In addition to having a direct impact on inflation, current high oil prices have profound implications for world trade patterns, according to CIBC World Markets. The cost of shipping a standard 40-foot container from East Asia to the North American east coast has already tripled since 2000 and will double again as oil prices head towards $200 per barrel.
Exploding transport costs may soon remove the single most important brake on inflation over the last decade – wage arbitrage with China.
It currently costs $8,000 to ship a standard 40-foot container from Shanghai to the North American east coast, including in-land transportation, the report said. That’s up from just $3,000 in 2000 when oil was $20 per barrel. At $200 per barrel of oil, the cost to ship the same container is likely to reach $15,000, CIBC’s Jeff Rubin and Benjamin Tal write in Will Soaring Transport Costs Reverse Globalization.
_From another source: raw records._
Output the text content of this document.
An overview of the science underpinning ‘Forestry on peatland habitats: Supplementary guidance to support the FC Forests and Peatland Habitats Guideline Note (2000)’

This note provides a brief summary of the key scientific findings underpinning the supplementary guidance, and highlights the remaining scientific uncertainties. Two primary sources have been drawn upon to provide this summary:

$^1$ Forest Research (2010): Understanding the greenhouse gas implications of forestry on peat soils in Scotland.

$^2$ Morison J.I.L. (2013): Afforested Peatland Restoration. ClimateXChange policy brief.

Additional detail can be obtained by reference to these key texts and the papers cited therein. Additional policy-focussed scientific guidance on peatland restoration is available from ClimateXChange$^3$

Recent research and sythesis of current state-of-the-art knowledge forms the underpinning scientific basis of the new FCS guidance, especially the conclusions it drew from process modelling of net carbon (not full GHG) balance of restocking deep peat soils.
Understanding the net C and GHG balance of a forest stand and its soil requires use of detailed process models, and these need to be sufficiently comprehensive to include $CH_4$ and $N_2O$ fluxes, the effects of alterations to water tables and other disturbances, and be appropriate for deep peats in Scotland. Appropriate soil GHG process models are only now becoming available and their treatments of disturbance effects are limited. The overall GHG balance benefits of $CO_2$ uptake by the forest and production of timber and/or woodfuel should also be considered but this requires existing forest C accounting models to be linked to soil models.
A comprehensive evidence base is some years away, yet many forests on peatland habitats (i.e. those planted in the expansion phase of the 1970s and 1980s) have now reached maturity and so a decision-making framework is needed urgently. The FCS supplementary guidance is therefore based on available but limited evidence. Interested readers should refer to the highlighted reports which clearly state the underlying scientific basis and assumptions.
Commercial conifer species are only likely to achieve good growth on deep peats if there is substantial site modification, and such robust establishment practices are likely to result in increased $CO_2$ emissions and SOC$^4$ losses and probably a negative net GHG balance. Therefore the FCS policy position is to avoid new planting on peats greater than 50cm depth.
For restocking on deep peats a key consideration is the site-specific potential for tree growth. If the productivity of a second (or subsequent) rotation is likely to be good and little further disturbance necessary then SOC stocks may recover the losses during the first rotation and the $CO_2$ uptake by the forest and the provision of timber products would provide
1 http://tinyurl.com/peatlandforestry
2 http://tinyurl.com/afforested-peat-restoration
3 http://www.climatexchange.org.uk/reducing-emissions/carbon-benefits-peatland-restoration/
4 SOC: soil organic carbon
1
“Unless that container is chock full of diamonds, its shipping costs have suddenly inflated the cost of whatever is inside,” the report says, as quoted by the Financial Post.
As oil prices keep rising, pretty soon those transport costs start cancelling out the East Asian wage advantage. Already the impact of rising oil and transport costs are having an impact on manufacturing that is expensive to transport.
Soaring transport costs, first on importing coal and iron to China and then exporting finished steel overseas, have more than eroded the wage advantage and suddenly rendered Chinese-made steel uncompetitive in the U.S. Market.
“Instead of finding cheap labour half way around the world, the key will be to find the cheapest labour force within reasonable shipping distance of your market,” they write, according to the Globe and Mail.
Look for Mexico’s maquiladora plants to get another chance at bat when it comes to supplying the North American market.
Shipping costs to and from Asia have risen so much that they have eclipsed tariffs as a barrier to global trade, Rubin and Tal say, calling the cost of moving goods “the largest barrier to global trade today.”
“In fact,” they say, “in tariff-equivalent terms, the explosion in global transport costs has effectively offset all the trade liberalization efforts of the last three decades.”
When oil was $20 a barrel, transport costs were equivalent to a 3-per-cent tariff rate; now it’s above 9 per cent.
Aggravating the problem is the fact that modern new container ships travel faster than old bulk carriers and so use up more fuel, doubling fuel consumption per unit of freight over the past 15 years.
“This is an environment in which shipping from the Pacific Rim may not make sense any more,” Tal told the Globe and Mail.
George Friedman of Stratfor agrees that East Asia has been most affected by sustained high oil prices. Japan, which imports all of its oil and remains heavily industrialized (along with South Korea), is obviously affected. But the most immediately affected is China, where shortages of diesel fuel have been reported.
China’s miracle — rapid industrialization — has now met its Achilles’ heel: high energy prices.
China is facing higher energy prices at a time when the U.S. economy is weak and the ability to raise prices is limited, Freidman writes in a new analysis : The Geopolitics of $130 Oil. “As oil prices increase costs, the Chinese continue to export and, with some exceptions, are holding prices. The reason is simple. The Chinese are aware that slowing exports could cause some businesses to fail. That would lead to unemployment, which in turn will lead to instability.”
The Chinese have their hands full between natural disasters, Tibet, terrorism and the Olympics. They do not need a wave of business failures.